- The Republican tax overhaul removed the deduction on CEO performance-based bonuses in order to rein in burgeoning CEO pay, but companies are responding by removing performance-based pay policies and raising CEO salaries instead, The Washington Post reports.
- The tax measure may have the opposite effect of what lawmakers intended if more companies raise CEO salaries and end performance-based bonuses, sources told the Post. Companies argue that CEO pay is market-driven and that the demand for CEOs is high. Removing the deduction would add $9.3 billion to federal funds through the next 10 years, says the Post, citing figures from the Congressional Joint Committee on Taxation.
- The new law also lowers the corporate tax rate from 35% to 21%; the Post says this new rate more than offsets the bonus-deduction loss to corporations. An analysis from the Economic Policy Institute shows an upward trend in annual CEO compensation.
This is yet another effect of the GOP tax overhaul that will require attention from employers.
Tax rates are generally a financial-side issue for businesses, but the flip side of this issue is executive compensation. Since the U.S. Security and Exchange Commission's (SEC's) crack down on Wall Street companies like Enron in the late 1990s, stockholders became more vigilant about CEO's high earnings compared to their performance. The same issue resurfaced during the 2007 recession.

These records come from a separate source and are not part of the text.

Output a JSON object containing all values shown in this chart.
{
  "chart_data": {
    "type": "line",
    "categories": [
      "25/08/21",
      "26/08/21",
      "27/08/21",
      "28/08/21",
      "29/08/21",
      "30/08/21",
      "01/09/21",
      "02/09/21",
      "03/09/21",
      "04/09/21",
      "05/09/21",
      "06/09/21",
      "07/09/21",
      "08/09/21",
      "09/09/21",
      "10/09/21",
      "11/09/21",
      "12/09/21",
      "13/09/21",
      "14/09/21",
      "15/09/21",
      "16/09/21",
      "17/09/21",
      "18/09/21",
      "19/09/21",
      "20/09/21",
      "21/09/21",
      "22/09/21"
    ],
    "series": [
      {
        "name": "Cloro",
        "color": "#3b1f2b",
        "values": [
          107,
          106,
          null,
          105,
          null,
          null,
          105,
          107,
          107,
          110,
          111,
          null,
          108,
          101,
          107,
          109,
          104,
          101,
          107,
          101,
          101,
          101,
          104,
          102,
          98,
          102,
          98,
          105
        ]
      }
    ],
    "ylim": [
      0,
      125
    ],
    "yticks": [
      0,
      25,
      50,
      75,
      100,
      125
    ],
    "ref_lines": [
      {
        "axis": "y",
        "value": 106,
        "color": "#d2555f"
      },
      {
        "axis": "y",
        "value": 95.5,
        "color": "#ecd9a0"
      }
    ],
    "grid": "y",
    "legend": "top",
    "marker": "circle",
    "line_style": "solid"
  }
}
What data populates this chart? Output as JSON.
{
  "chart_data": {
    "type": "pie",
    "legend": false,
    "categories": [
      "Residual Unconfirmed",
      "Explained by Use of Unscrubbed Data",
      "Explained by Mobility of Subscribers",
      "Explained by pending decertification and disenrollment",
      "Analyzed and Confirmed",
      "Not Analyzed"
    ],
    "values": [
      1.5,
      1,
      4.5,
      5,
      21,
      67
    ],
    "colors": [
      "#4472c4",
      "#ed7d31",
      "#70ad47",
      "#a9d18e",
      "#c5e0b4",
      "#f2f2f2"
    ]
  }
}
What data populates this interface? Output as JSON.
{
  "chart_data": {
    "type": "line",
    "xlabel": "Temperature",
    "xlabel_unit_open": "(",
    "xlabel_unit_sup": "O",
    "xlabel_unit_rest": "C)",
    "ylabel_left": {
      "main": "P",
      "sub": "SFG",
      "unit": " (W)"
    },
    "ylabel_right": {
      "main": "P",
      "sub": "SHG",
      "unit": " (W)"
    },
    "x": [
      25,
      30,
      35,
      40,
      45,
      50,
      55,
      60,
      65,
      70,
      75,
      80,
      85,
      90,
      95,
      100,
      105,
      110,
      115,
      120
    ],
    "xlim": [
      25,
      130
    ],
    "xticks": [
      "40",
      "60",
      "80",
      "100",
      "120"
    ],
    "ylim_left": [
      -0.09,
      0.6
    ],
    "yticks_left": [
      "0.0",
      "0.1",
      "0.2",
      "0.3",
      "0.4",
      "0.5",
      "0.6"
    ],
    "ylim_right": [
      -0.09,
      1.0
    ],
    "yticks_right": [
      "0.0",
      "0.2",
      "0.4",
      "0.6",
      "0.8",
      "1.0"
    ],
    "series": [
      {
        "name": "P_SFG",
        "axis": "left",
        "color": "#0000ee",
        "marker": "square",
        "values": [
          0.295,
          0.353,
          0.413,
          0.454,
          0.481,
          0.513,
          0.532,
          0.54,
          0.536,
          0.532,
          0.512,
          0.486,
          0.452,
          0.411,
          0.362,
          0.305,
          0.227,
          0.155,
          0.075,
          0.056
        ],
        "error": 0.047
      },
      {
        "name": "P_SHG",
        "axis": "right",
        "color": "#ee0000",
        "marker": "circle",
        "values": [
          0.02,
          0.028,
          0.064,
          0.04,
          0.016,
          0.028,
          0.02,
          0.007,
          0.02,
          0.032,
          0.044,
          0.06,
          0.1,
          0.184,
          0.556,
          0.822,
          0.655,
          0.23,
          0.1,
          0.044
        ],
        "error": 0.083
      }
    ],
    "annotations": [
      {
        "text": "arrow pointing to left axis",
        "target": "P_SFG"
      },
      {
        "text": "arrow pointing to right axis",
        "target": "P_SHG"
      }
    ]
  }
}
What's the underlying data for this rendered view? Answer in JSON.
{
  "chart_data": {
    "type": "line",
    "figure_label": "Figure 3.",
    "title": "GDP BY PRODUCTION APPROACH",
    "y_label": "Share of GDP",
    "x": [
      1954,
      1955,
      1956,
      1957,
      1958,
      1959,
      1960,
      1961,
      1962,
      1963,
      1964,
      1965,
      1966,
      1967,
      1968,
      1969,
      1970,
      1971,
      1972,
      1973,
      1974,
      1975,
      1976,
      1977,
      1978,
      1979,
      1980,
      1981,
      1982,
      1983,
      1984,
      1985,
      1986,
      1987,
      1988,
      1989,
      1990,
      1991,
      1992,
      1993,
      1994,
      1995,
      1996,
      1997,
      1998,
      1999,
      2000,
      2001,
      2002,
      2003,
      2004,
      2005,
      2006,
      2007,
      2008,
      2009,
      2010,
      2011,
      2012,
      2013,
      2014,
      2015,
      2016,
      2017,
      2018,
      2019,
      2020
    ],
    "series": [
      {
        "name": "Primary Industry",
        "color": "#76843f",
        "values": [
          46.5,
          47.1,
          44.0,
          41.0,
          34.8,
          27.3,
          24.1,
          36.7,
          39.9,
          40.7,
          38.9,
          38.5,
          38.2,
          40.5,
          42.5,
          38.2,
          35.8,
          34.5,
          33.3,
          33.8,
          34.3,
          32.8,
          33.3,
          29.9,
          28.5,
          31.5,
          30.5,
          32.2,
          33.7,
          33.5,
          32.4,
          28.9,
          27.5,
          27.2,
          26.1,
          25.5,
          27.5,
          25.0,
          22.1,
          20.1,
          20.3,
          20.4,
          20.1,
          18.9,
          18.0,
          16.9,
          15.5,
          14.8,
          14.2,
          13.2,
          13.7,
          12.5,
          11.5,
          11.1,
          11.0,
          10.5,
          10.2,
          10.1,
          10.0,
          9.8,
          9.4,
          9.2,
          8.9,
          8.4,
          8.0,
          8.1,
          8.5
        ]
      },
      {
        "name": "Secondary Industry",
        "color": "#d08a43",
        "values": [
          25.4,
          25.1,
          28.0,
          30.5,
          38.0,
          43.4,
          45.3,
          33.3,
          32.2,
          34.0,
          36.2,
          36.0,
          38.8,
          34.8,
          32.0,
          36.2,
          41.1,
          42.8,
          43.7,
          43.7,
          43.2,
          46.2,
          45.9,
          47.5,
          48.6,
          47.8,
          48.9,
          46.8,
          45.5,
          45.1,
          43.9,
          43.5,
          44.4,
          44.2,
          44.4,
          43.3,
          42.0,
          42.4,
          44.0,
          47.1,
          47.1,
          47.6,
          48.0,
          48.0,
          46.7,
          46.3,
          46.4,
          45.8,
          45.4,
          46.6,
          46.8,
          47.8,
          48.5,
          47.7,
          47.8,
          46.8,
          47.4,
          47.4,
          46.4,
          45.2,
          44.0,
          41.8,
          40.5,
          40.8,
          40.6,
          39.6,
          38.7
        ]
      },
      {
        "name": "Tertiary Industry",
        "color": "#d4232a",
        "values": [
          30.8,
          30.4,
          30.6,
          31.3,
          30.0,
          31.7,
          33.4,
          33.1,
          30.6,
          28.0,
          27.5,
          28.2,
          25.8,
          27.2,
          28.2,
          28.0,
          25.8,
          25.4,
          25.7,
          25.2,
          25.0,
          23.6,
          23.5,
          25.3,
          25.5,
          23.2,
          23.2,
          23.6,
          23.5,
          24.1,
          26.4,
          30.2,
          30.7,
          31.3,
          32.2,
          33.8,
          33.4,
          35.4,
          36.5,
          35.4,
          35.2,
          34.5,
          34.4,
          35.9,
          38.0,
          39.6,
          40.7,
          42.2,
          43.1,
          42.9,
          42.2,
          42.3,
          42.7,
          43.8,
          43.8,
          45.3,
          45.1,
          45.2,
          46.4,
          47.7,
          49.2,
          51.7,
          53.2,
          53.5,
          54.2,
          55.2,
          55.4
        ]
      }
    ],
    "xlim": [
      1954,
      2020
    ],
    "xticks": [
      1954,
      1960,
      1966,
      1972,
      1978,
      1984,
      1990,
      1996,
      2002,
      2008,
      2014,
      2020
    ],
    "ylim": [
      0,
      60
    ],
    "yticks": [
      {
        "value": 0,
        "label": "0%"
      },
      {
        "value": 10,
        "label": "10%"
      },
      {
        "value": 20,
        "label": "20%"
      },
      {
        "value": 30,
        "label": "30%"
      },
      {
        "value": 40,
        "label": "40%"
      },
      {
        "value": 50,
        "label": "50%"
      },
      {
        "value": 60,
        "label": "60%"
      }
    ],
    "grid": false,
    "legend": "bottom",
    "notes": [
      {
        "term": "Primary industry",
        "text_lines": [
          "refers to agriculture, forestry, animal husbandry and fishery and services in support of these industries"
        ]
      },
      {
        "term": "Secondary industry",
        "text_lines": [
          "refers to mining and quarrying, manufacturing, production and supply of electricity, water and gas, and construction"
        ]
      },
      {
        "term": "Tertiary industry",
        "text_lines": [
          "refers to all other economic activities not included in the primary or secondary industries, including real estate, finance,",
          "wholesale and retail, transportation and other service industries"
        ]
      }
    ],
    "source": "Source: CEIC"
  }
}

In an October Willis Towers Watson poll, employers said they were concerned about employees' reaction to SEC-required reports that could reveal large disparities between CEOs' wages and their own. According to EPI research, average CEO pay is 400 times more than the average worker's earnings. It's something to keep an eye on, if for no other reason than that companies with highly paid CEOs tend to garner lower ratings from workers.